As the world’s eyes are on Ukraine and Eastern Europe right now, our eyes too are watching the headlines, listening to the stories, and hoping, with all the hope we can muster, for peace and justice. The headlines we read often describe places that feel far removed from our own communities in the Pacific Northwest, and yet, these stories, whether from Afghanistan, Myanmar, or Yemen, are closer than they sometimes feel.
Over the last few decades, Oregon has become home to thousands of people that first called Ukraine home. As our Ukrainian neighbors cultivate growing communities in Portland neighborhoods, they continue to navigate long distance relationships with friends and family back home. In the midst of it all, their homeland is steeped in turmoil and unknowns, a manifestation of escalating tensions now coming to a terrifying fruition.
This past week, we were honored to be able to welcome a family of 12 from Ukraine that will now call Portland their new home. As news of war breaking out filled media streams, they began the hard work of rebuilding their lives in a foreign place. This family, who has been waiting to come to the United States for years through the refugee resettlement program, now holds the tension of hope in this new home as well as grief in every step they’ll take into these new chapters of life.
This family of new neighbors, with 10 kids ranging from toddler to teenager, were welcomed by folks that have been ready and waiting. As the grief over what was happening in their first home was taking new, sorrow-filled shape, they were receiving diapers, supplies to fill their kitchen, and pillows to rest their heavy heads on that night.
Sometimes hope is a warm hug, sometimes it’s a new colander for the kitchen. Sometimes it feels insignificant in the face of tragedy. However, it is a choice to extend hope, in any way we can, as we receive a picture of what true hope looks like in the eyes of our newest neighbors.
As Ukrainian families and individuals seek refuge across the world, Refugee Care Collective will be ready to welcome and come alongside those who find themselves in Oregon, whether in the months or years to come.
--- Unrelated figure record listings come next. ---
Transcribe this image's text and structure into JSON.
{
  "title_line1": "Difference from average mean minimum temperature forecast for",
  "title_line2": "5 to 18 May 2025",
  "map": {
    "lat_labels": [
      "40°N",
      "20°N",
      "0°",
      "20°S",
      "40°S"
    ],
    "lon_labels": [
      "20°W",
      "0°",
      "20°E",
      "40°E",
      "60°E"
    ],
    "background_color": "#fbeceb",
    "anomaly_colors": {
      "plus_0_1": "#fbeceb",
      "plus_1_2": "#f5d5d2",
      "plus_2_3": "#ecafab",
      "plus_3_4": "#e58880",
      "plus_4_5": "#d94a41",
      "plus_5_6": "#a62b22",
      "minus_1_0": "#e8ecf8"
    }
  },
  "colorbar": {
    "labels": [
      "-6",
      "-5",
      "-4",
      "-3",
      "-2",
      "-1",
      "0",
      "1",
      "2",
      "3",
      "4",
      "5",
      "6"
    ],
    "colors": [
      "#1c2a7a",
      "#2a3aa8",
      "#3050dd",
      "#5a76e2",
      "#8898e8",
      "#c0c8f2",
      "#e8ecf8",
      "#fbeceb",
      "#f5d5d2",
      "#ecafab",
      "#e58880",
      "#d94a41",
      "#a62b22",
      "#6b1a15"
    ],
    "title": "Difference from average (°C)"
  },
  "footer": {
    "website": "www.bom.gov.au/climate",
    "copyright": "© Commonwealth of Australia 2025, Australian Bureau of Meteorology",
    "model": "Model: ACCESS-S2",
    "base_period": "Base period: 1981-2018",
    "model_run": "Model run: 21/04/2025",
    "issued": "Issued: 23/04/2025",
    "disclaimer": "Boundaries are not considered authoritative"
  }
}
Due to airspace closures and other complications, travel arrangements for a number of Ukrainian families who were supposed to arrive in late February and early March have been canceled. We will likely see a significant increase in Ukrainian families through refugee resettlement, and will provide updates as we have more information. We are grateful for a community of people who are ready to provide tangible support, welcome, and care to our newest neighbors.